作品制作には欠かせないA3サイズまで印刷可能なEP-10VA。背面トレイには専用紙なら5枚、普通紙なら10枚まで一度にセットできる

CLOSE UP!! カラリオ EP-10VA
新6色インクで写真画質 レッドインクの採用で黄色から緑色の再現領域が拡大。グレーインクによって高品質なモノクロ印刷も可能だ

EP-10VAを使って光沢用紙でプリントすると、光沢感のあるプリント表面の滑らかさに目を奪われる。それに対してマット紙を使った場合は、紙の細かなテクスチャーがそのまま生かされて絵画のような独特の仕上がりになった。また、新しい「Epson ClearChrome K2インク」の採用によるものだろうか、暗部の黒がしっかりと締まっていながらも微妙な階調が出ていることが、プリントに奥行きが感じられる要因のひとつになっている。

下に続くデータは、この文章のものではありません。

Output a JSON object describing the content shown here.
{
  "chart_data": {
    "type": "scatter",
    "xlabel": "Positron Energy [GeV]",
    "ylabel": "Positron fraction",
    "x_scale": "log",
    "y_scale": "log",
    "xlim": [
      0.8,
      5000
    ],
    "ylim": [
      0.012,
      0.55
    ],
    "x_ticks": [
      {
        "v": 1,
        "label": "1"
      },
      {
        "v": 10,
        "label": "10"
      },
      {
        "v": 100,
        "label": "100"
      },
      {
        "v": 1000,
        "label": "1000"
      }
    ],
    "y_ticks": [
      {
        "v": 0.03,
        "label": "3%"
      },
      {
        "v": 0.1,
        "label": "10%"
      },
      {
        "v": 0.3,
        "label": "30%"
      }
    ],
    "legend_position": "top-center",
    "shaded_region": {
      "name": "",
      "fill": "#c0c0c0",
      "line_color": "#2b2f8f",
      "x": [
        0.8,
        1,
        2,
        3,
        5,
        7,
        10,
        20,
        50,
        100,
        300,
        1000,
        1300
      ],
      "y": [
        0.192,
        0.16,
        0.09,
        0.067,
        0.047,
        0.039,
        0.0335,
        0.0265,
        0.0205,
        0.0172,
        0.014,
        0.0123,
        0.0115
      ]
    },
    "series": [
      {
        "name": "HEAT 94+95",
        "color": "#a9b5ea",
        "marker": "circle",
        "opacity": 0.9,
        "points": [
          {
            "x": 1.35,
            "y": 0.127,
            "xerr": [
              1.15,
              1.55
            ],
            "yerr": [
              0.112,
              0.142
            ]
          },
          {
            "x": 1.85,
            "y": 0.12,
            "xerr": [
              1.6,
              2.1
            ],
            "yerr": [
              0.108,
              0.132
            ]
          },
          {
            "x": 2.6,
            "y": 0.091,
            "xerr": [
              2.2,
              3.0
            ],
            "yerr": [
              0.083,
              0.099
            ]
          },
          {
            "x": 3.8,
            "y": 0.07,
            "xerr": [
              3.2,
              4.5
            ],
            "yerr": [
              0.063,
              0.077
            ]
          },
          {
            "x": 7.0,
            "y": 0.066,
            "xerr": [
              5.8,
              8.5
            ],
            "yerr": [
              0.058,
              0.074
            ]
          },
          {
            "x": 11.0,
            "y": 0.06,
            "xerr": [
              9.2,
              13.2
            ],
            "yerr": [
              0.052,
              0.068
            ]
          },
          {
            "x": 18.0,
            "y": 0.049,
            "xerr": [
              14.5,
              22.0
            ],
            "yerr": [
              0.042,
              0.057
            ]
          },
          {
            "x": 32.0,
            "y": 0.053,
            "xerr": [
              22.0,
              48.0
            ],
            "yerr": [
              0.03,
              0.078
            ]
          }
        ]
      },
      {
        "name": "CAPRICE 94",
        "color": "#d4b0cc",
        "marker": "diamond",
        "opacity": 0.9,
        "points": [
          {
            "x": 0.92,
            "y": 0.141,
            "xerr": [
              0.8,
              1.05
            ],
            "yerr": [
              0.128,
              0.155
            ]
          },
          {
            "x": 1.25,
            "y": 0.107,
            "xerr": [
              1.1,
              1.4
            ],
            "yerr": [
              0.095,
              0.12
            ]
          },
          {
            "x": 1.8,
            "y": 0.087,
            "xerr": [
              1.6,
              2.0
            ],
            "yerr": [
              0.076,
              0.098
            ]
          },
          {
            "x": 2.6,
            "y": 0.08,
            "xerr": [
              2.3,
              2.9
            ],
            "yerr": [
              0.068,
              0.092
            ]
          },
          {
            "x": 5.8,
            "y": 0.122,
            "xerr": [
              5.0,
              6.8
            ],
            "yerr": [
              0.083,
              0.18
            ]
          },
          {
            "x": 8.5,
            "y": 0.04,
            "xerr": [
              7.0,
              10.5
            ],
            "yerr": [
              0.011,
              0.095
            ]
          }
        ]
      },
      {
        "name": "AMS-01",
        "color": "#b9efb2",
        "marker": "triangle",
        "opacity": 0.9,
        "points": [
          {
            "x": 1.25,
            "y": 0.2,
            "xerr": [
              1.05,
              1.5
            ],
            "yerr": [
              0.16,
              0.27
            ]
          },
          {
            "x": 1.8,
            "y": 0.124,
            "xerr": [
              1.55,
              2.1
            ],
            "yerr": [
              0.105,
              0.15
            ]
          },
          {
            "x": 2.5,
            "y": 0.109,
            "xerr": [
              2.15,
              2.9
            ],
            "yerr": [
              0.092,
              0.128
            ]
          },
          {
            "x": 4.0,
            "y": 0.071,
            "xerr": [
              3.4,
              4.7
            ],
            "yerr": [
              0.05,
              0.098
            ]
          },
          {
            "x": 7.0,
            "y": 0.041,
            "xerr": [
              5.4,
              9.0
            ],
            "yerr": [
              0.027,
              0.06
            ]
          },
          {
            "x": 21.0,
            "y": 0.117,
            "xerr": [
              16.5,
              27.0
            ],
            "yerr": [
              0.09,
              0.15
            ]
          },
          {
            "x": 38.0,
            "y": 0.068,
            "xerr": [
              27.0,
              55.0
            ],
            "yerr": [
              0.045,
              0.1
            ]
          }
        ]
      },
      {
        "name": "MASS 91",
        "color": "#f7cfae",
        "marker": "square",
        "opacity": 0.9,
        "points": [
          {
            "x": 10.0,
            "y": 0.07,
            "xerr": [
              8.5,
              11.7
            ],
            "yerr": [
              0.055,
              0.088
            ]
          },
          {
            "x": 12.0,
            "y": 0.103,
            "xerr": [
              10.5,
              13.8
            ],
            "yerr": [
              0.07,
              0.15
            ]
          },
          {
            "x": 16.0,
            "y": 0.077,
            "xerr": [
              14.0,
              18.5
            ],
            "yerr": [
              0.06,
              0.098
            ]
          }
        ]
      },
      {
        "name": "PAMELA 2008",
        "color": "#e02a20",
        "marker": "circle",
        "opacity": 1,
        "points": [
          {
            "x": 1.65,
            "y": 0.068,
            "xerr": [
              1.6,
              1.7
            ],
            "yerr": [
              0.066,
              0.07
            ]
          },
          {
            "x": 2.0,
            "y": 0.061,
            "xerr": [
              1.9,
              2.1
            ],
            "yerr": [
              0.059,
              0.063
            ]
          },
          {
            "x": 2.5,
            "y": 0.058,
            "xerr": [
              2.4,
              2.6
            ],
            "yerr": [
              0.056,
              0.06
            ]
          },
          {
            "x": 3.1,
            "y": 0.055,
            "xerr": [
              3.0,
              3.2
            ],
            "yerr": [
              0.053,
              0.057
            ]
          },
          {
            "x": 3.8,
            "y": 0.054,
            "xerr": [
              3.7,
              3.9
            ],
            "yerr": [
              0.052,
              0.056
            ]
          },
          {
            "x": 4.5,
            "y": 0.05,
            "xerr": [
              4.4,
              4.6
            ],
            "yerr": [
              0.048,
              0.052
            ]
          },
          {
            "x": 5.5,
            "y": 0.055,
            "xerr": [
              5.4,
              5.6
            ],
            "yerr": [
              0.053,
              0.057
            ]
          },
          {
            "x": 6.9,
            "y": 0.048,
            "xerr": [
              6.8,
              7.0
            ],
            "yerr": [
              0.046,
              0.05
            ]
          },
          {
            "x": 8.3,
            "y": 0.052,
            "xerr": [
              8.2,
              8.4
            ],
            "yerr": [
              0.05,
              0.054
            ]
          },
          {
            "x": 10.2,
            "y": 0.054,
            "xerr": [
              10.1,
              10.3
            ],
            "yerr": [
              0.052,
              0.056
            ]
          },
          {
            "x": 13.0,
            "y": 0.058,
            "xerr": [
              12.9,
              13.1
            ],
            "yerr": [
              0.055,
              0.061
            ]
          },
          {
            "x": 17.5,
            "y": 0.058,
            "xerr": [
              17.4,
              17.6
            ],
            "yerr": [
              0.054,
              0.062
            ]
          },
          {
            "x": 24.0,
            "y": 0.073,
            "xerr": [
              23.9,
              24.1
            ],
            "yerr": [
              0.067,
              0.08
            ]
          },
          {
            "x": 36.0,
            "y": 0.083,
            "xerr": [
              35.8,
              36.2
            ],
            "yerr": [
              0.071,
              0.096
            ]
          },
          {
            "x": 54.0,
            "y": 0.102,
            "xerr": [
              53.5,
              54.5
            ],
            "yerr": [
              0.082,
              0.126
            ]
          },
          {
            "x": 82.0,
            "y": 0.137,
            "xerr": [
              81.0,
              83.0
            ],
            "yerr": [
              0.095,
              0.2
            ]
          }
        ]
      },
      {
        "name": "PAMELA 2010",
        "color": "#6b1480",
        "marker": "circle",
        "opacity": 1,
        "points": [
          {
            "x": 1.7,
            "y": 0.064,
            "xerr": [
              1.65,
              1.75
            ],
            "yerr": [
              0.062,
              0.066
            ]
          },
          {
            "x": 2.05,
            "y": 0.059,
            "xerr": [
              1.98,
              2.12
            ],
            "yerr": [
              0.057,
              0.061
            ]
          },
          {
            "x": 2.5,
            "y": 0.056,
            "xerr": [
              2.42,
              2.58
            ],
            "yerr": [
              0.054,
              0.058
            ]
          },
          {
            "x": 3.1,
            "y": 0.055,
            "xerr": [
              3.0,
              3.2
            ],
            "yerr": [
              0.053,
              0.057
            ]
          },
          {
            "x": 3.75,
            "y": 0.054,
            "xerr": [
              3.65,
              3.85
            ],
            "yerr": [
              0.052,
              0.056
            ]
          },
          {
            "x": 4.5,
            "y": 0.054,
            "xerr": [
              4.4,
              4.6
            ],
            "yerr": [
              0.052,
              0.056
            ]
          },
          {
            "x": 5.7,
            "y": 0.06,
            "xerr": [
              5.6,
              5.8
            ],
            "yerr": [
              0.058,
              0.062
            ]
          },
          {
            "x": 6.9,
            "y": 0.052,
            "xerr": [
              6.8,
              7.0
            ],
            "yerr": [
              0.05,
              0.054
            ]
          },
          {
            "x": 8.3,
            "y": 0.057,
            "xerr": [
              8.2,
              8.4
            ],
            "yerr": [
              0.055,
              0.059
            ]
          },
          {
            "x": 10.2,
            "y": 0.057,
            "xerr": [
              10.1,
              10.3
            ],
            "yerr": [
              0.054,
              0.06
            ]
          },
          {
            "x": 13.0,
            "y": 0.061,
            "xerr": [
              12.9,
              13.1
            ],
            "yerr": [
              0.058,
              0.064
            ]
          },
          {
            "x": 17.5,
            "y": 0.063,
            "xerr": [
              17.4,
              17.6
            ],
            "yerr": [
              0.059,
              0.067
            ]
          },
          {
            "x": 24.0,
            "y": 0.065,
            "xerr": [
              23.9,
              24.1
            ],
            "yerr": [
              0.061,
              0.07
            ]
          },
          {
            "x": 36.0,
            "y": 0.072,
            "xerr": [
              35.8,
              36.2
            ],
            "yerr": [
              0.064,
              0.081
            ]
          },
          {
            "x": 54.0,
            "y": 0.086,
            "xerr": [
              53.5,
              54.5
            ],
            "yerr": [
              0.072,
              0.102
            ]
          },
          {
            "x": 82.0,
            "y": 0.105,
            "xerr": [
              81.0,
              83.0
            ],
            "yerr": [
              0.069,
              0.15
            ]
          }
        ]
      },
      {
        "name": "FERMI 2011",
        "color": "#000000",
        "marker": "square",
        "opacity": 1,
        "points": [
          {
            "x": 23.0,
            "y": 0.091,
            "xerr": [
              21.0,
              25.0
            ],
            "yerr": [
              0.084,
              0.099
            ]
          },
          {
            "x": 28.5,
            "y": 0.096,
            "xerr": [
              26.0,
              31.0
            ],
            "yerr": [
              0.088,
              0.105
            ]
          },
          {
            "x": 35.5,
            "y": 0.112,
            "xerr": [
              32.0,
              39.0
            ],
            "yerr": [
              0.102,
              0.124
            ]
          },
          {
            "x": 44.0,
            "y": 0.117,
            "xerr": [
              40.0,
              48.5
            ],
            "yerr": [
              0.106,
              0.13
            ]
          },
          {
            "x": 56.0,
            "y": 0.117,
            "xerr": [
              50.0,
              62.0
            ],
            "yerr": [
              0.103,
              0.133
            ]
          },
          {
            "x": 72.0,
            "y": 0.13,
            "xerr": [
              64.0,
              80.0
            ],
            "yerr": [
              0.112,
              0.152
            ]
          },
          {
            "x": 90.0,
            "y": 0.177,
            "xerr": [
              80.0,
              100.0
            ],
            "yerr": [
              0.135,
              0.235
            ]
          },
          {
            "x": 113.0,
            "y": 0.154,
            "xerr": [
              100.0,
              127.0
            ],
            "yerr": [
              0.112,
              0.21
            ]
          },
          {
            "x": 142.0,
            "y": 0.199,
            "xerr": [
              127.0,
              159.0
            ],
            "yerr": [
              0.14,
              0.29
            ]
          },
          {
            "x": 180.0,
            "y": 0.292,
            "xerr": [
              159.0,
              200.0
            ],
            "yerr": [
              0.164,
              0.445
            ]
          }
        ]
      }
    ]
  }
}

新インクの効果はモノクロでも同様だ。岩や葉の質感が緻密に再現され、明部から暗部にかけてのグラデーションが滑らかに表現された。さらに通常のモノクロ印刷に加えて、プリント時に冷黒調、温黒調の2種類が選べる点もユニークだ。写真によってはこれらを使い分ければ、違った雰囲気で表現できる。

また、作品づくりに重宝するのが「作品印刷機能」だ。この機能はPCに接続しなくても、明るさ、コントラスト、色調の確認が一覧できたり、細かい撮影情報をプリントできる機能だ。わざわざPCを立ち上げる手間もかからないので、気軽に作品の追い込みが可能。

二つの黒インクで表現する新しいモノクロ印刷

ブラックにグレーインクを追加したことで、よりなめらかなモノクロ印刷が可能になった。暗部はブラックインクで、ハイライト部分はグレーインクで表現することで奥行きのある作品に仕上げられる。

染料インクならではのグラデーション階調

EP-10VAには新しい6色のインクが採用されている。これによりカラー表現はもちろん、モノクロでも階調豊かに表現できるようになった。また、5種類のドットサイズを使い分けて印刷するエプソン独自のインク技術「Advanced-MSDT」がさらに進化し、人間の肌なども美しく忠実に再現してくれる。